Document Update Performance


Updating a document to increment view counts (such as how many times a forum topic has been viewed,) should this be done by directly updating the document with the incremented value? Reason I ask is performance impact and if values would get overlapped in a high traffic environment (causing values not to be accurately tracked/incremented.)

Also, does updating a document take longer to update the larger its data becomes? Having a few million documents in a bucket is annoying, would be nice to put repetitive data in a document (such as multiple days of traffic data for a site in a single document rather than spread across multiple documents.)

Hopefully my post makes sense. Thanks for any insight.

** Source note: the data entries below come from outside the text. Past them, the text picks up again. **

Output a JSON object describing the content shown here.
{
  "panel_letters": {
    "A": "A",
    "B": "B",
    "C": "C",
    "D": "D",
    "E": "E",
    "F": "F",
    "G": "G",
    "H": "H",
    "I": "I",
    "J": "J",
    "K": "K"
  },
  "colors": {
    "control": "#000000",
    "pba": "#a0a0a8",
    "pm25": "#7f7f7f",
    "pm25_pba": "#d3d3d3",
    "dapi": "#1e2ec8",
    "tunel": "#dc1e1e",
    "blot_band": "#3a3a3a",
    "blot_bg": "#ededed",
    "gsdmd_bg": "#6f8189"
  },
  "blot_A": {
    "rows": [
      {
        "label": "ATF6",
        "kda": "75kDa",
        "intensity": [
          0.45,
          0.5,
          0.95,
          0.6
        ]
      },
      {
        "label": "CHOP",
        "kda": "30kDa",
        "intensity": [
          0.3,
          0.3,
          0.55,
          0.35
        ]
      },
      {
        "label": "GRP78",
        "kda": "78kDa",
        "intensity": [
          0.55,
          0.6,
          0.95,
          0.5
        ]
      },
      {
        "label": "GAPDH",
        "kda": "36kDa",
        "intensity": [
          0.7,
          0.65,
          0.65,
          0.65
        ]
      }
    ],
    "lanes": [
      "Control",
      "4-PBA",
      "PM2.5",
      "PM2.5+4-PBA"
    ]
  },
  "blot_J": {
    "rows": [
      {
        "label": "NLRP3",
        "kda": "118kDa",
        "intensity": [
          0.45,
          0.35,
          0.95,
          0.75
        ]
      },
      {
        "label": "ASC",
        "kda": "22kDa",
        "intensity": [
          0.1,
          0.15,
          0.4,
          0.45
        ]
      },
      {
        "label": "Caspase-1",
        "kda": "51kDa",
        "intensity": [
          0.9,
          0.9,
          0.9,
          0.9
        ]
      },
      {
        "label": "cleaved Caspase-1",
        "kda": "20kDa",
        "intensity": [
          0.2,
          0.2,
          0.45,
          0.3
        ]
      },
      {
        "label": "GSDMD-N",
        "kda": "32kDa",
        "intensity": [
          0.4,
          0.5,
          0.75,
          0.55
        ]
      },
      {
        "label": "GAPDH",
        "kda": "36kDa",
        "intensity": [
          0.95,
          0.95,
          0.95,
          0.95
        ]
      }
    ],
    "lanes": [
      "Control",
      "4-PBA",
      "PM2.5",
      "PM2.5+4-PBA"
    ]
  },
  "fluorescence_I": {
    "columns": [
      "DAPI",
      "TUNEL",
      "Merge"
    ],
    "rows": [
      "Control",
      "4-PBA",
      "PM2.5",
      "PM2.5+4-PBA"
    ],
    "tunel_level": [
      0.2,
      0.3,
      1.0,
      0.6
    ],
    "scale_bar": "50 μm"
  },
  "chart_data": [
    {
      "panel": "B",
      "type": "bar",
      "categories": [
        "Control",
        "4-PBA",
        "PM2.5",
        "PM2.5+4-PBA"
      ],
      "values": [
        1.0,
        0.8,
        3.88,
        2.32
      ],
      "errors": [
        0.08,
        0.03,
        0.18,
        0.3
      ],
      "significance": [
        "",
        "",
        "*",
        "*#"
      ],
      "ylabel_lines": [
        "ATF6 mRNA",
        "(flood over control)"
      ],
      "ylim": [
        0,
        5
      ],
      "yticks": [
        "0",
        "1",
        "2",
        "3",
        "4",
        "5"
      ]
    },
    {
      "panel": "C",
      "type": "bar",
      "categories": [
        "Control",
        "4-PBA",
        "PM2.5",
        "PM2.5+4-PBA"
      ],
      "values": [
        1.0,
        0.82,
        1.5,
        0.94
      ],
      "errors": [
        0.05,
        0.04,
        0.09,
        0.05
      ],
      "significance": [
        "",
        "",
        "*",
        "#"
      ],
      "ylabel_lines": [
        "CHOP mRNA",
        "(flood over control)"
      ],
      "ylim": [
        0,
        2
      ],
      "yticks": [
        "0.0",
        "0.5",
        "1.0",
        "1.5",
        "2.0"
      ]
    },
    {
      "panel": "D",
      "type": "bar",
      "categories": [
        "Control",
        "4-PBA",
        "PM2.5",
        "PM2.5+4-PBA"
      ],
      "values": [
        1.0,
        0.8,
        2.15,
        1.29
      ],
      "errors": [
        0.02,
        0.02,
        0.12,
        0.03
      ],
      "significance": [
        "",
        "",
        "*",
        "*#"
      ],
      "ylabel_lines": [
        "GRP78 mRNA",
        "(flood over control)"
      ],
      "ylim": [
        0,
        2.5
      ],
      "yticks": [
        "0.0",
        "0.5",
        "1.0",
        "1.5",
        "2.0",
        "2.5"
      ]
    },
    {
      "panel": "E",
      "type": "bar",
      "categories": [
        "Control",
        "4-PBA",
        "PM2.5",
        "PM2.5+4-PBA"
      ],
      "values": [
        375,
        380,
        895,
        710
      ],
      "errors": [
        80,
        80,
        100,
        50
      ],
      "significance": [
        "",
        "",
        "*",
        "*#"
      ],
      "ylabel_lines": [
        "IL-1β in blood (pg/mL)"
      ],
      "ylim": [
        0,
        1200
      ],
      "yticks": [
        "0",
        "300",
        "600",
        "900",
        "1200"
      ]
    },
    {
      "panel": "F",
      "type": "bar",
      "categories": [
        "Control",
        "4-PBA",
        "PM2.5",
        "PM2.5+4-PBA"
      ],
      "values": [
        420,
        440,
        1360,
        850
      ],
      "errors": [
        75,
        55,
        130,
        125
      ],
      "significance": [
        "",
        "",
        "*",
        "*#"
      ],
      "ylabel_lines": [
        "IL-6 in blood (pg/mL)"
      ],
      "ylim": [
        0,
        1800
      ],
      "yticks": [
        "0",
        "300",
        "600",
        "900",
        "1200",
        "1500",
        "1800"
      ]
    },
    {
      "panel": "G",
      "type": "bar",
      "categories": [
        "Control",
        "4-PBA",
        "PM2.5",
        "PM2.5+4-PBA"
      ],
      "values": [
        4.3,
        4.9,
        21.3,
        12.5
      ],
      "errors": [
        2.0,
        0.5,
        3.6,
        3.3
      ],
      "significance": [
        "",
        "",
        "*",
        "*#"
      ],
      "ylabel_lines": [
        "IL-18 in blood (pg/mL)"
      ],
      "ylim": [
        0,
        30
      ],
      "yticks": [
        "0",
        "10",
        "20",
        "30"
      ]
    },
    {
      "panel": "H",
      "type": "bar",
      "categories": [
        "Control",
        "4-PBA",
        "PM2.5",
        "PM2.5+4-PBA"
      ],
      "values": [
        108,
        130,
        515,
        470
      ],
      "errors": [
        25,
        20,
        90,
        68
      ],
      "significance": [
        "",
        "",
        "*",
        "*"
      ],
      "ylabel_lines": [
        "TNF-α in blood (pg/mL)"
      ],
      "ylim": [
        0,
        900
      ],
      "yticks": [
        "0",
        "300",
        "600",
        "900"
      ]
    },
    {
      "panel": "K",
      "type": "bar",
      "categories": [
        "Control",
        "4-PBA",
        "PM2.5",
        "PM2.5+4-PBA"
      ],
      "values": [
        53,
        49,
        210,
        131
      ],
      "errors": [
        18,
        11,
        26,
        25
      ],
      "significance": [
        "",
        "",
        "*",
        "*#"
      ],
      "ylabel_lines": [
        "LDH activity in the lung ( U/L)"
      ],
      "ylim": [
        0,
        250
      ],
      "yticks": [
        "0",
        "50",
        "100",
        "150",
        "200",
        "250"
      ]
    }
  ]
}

Hey, for the use case you describe, you could consider using an atomic counter. If you’re in Java, for example, here’s the SDK guide page for atomic counters:

With atomic counters the increment/decrement happens on the Couchbase side, rather than having you pull out a document, edit it in the application layer, and then write it back in.

If, for example, your forum topic had a key name of f::123456, you could then use a predictable key naming pattern so the counter would be a f::123456::counter or similar.

Larger documents do take longer to update, primarily due to the time it takes to transfer them over the network. There’s an upper-limit of 20MB on Couchbase documents for that reason, but in most cases you’ll want to keep your documents well below that.

Couchbase is designed for millions of documents, rather than a few very large documents.